{¶ 29} I concur with Judge Hildebrandt's resolution of each assignment of error. I write separately only to stress the conceptual distinction between use of the discovery rule and the equitable doctrine of fraudulent concealment, as well as to highlight a constitutional issue not raised by either party but that I believe is worthy of discussion in a later case.
{¶ 30} As the majority correctly points out, the Ohio Supreme Court has restricted application of the discovery rule in sexual abuse cases to those in which the victim suffers repressed memory and only recalls the abuse at a later time. Ault v. Jasko (1994), 70 Ohio St. 3d 114, 1994-Ohio-376, 637 N.E.2d 870. The appellants concede that they do not and never have suffered from repressed memory. Absent allegations of repressed memory, the events that trigger the one-year statute of limitations for assault and battery also trigger the two-year statute of limitations for negligence claims against the tortfeasor's employer, at least where the victim should know about the possibility of such a claim. Doe v. First United MethodistChurch (1994), 68 Ohio St. 3d 531, 539, 1994-Ohio-531,629 N.E.2d 402. The case of Roman *Page 120 Catholic Diocese of Covington v. Secter (Ky.App. 1998), 966 S.W.2d 286, relied on by the appellants, reached the same conclusion.
{¶ 31} The doctrine of fraudulent concealment, on the other hand, shifts the focus away from the conduct of the plaintiff and onto that of the defendant. The doctrine would hold that the Archdiocese should be estopped to rely on the statute of limitations if it either engaged in active deception or violated a duty of disclosure, concealing material facts that prevented the discovery of the negligence claim against it. See Secter, supra, at 290, Cole v. Doe (Ind.App. 1997), 677 N.E.2d 1069,1074. Ohio courts that have considered the issue have held that the defendant must make a factual misrepresentation for the doctrine to apply. Livingston v. Diocese of Cleveland (1998),126 Ohio App. 3d 299, 314, 710 N.E.2d 330; A.S. v. FairfieldSchool District, 12th Dist. No. CA 2003-04-088, 2003-Ohio-6260, ¶ 8. I disagree with such a strict application of the doctrine and would follow the rule as it is stated in Secter, requiring only a showing of concealment of facts or information that obstructs the victim from investigating or filing suit.
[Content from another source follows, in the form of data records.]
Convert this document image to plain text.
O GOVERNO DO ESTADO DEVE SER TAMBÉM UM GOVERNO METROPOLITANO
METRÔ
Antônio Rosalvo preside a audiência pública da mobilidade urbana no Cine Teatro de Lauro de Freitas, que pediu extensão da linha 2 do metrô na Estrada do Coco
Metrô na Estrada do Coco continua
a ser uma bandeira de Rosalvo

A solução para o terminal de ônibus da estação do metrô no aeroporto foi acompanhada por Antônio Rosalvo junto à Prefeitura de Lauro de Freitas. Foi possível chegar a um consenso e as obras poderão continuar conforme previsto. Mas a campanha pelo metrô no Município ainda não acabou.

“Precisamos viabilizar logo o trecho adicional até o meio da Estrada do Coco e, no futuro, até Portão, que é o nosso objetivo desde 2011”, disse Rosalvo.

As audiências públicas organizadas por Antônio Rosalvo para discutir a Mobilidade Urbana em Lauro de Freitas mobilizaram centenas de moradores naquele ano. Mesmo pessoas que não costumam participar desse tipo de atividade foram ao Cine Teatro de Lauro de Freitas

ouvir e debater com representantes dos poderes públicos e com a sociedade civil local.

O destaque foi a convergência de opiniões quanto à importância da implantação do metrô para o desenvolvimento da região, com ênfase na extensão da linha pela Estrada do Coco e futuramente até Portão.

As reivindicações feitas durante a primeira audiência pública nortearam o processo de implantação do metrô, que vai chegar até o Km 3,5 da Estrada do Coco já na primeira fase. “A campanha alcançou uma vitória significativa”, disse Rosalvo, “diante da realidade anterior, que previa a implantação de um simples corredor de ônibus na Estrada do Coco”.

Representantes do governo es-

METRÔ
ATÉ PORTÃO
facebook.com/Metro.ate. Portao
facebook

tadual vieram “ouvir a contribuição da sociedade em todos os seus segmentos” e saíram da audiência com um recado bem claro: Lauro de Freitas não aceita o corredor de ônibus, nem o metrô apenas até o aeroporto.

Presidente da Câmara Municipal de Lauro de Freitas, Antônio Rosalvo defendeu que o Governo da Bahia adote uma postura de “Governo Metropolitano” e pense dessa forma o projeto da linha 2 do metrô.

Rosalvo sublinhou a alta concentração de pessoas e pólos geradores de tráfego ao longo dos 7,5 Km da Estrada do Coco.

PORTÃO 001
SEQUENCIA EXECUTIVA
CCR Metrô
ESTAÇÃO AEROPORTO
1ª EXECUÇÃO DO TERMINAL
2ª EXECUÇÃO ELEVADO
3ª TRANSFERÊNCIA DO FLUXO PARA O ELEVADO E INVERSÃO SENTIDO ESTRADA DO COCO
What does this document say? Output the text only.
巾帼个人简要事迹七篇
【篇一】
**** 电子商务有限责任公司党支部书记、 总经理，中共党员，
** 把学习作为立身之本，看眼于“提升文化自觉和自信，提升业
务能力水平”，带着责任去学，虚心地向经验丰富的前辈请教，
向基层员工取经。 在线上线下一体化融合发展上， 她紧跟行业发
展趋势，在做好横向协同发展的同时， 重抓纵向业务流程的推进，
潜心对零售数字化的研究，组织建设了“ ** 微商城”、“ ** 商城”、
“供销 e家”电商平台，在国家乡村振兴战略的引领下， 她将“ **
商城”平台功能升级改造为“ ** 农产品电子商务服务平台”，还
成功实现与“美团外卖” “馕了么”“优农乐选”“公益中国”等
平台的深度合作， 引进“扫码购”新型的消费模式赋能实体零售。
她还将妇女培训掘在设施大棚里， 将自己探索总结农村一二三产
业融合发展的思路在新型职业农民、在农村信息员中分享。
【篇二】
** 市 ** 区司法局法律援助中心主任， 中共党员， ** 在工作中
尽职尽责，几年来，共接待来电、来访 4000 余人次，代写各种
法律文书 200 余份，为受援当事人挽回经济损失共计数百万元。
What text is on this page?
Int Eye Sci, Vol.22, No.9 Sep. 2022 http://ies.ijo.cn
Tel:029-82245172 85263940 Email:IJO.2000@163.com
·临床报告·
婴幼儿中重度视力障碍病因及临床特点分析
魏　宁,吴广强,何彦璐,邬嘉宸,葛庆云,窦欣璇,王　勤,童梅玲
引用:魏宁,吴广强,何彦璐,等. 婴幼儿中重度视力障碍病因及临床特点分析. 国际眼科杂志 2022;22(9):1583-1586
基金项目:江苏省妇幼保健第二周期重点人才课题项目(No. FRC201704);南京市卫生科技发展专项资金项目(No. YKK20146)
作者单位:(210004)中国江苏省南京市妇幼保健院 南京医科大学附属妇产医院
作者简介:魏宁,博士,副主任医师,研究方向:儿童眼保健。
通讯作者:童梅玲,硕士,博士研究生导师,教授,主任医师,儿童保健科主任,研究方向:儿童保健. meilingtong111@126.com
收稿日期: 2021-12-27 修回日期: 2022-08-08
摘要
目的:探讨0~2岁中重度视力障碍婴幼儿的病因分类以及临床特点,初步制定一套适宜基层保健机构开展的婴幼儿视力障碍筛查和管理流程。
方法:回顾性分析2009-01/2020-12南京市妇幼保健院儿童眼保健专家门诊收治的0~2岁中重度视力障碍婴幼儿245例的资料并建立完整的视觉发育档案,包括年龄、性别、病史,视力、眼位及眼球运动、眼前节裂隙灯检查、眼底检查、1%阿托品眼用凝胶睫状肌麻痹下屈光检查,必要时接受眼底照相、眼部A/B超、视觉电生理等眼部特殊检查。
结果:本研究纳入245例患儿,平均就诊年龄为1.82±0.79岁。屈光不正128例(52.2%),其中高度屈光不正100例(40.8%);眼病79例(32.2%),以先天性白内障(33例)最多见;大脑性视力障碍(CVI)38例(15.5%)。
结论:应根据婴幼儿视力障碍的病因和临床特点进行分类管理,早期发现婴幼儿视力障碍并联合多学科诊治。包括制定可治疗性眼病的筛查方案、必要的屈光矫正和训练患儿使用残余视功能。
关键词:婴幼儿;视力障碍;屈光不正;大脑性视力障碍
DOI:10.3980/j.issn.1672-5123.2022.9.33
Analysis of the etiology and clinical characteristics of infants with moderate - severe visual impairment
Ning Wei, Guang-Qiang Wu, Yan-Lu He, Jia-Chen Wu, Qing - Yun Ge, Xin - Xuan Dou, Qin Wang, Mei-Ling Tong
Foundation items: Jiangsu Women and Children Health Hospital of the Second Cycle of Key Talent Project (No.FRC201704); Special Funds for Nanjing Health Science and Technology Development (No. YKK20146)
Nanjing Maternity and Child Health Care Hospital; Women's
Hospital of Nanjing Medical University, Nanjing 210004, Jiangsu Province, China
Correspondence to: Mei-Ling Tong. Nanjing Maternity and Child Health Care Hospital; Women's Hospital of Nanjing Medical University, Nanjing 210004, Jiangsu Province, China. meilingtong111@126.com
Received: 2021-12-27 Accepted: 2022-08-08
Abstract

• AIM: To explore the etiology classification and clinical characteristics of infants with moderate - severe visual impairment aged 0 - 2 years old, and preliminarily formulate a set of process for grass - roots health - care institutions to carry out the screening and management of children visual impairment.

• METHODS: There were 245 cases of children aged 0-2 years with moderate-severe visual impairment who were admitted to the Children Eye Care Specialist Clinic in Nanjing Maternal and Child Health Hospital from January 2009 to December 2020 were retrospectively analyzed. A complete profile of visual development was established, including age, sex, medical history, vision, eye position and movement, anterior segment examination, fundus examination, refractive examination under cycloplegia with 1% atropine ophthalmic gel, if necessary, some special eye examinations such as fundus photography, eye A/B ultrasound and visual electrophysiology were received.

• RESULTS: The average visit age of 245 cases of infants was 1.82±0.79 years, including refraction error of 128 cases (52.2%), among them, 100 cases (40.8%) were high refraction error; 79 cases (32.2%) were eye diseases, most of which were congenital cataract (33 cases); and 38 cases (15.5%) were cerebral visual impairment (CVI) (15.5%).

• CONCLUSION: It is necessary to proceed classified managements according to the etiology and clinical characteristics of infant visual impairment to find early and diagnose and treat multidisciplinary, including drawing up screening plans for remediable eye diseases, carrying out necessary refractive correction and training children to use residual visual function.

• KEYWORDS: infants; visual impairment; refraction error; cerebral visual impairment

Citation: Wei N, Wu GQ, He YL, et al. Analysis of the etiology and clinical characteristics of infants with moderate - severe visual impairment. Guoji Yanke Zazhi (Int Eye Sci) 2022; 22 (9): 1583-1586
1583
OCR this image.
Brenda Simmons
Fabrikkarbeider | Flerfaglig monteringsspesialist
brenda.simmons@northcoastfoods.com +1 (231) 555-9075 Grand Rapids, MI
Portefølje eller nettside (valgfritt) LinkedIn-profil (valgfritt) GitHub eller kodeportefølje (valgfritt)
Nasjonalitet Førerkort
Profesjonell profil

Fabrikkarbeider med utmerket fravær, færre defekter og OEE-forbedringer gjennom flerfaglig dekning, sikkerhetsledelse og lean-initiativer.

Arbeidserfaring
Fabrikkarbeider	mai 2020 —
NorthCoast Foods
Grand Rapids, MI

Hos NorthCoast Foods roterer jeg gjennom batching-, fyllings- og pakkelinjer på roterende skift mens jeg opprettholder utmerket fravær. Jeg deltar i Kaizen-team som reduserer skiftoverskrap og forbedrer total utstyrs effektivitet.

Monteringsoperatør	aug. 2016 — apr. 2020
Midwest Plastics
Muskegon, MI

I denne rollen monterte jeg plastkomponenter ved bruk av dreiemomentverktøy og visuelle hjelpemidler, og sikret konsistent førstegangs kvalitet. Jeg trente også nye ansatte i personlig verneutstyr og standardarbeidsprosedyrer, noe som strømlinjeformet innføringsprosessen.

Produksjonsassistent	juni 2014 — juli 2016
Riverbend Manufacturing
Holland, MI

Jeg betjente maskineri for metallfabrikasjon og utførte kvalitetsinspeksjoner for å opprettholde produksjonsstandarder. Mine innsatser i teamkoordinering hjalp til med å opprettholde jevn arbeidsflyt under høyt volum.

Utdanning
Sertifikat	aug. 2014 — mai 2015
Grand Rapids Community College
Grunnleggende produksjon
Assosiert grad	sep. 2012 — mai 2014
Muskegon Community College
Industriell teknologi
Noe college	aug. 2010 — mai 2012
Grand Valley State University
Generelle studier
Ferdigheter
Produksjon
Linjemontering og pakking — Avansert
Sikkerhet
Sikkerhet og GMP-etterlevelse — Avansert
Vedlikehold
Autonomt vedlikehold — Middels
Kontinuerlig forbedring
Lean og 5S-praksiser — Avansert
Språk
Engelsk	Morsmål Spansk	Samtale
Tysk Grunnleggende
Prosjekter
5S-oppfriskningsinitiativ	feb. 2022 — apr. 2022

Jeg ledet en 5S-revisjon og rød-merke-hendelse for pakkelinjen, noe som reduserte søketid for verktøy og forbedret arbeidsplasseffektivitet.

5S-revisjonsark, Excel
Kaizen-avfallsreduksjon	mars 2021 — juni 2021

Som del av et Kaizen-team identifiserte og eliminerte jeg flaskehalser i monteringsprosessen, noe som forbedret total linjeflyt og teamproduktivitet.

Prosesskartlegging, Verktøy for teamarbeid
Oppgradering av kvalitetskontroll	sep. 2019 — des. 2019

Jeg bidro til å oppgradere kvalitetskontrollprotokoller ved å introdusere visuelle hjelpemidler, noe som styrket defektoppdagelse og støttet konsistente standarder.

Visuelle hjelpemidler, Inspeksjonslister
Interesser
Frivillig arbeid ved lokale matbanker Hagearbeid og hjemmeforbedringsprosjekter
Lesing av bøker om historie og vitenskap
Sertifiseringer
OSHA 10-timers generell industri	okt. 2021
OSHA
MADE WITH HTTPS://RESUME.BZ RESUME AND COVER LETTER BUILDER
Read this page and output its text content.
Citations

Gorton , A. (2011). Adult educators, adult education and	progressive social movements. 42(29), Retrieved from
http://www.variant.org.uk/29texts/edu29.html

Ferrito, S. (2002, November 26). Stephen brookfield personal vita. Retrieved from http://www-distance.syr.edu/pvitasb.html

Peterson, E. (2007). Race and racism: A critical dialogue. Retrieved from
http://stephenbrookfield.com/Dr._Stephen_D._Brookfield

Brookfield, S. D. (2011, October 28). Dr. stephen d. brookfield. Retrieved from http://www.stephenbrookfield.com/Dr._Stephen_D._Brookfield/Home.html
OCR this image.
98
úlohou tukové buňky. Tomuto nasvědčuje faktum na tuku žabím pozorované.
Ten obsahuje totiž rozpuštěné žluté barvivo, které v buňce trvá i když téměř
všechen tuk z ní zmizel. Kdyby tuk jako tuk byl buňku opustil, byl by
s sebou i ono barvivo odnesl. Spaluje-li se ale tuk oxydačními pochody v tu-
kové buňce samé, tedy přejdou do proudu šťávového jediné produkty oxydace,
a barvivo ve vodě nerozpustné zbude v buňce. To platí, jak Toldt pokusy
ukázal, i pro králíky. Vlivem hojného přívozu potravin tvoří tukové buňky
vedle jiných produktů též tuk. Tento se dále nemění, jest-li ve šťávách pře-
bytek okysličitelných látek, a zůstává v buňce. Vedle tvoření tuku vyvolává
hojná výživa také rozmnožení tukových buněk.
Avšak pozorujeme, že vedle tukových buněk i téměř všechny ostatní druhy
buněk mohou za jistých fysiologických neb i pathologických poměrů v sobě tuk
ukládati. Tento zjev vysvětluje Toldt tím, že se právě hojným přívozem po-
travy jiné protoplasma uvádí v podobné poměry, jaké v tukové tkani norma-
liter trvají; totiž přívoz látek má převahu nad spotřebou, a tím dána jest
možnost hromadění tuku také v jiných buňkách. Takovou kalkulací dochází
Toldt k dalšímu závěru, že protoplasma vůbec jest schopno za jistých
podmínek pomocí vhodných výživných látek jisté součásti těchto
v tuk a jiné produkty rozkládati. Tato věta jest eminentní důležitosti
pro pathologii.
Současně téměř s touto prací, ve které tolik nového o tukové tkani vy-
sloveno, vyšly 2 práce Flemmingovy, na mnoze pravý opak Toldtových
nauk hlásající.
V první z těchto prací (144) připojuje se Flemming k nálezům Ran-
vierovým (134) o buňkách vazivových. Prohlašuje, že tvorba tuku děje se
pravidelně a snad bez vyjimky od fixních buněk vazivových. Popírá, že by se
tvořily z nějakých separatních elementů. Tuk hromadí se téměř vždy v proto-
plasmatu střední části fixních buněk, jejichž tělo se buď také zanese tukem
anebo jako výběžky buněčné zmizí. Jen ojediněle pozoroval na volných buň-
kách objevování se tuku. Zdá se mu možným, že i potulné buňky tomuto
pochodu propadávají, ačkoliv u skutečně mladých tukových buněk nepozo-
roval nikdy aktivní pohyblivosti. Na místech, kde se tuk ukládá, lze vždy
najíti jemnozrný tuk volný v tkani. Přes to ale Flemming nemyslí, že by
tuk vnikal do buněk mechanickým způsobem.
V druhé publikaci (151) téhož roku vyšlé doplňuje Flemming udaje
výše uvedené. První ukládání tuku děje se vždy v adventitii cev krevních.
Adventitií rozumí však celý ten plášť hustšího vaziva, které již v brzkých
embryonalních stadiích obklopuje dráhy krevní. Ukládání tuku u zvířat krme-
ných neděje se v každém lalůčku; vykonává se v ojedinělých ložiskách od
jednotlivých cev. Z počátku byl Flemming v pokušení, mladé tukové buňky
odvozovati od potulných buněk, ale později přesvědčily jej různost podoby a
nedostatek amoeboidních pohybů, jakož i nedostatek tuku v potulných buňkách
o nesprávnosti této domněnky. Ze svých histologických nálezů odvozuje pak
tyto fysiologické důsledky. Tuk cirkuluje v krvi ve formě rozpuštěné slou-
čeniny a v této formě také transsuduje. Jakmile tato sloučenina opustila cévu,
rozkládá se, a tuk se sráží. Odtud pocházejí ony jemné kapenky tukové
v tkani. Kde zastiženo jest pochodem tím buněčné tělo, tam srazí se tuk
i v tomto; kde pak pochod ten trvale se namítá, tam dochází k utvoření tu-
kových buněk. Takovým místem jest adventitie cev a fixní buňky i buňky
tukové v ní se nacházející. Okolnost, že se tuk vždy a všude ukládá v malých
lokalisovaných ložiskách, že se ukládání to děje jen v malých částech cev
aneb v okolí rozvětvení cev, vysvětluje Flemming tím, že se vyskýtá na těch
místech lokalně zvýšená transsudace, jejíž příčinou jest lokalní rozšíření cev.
{¶ 32} Because it is equitable in nature, however, I believe that the doctrine of fraudulent concealment, while focusing on the conduct of the defendant, must also consider the actions, or lack thereof, of the plaintiff. One principle of equity is that those who do not seek to enforce a right at the proper time risk the forfeiture of that right. Although it is understandable why underage victims of sexual abuse by the clergy are reticent to come forward into the legal arena to challenge the hierarchy of their church, it is also reasonable to require evidence that they would have done so, after reaching the age of majority and within the two-year statute of limitations, but for their reliance upon the church's conduct, misrepresentation, or silence. In sum, I do not believe that the statute of limitations should be avoided under the doctrine of fraudulent concealment absent affirmative evidence of detrimental reliance, as otherwise the doctrine becomes little more than an improper makeshift version of the discovery rule.
{¶ 33} Finally, I agree with the majority that we have no other option but to revive Vonderheide's claim against Father Berning pursuant to R.C. 2305.15. But I question the application of this statute in light of the availability of valid service by certified mail for non-residents who commit torts in Ohio. See Civ.R. 4.3(A)(3) and (A)(9). An argument can certainly be made that the tolling of the statute of limitations for non-residents of Ohio violates the Commerce Clause, as it penalizes people who move out of state by imposing a longer statute of limitations on them than on those who remain in the state. A similar argument was successful in Bendix Autolite Corp. v. Midwesco Enterprises,Inc. (1980), 486 U.S. 888, 108 S. Ct. 2218, as limited byJohnson v. Rhodes (2000), 89 Ohio St. 3d 540, 733 N.E.2d 1132, which recognized the chilling effect of a statute of *Page 121 limitations that is perpetually tolled for nonresident corporations without a statutory agent in Ohio. In my view, in an appropriate case where this issue is raised and properly briefed, we must address whether the same reasoning applies to non-resident individuals.
Painter, J., concurs with the foregoing opinion by Gorman,J.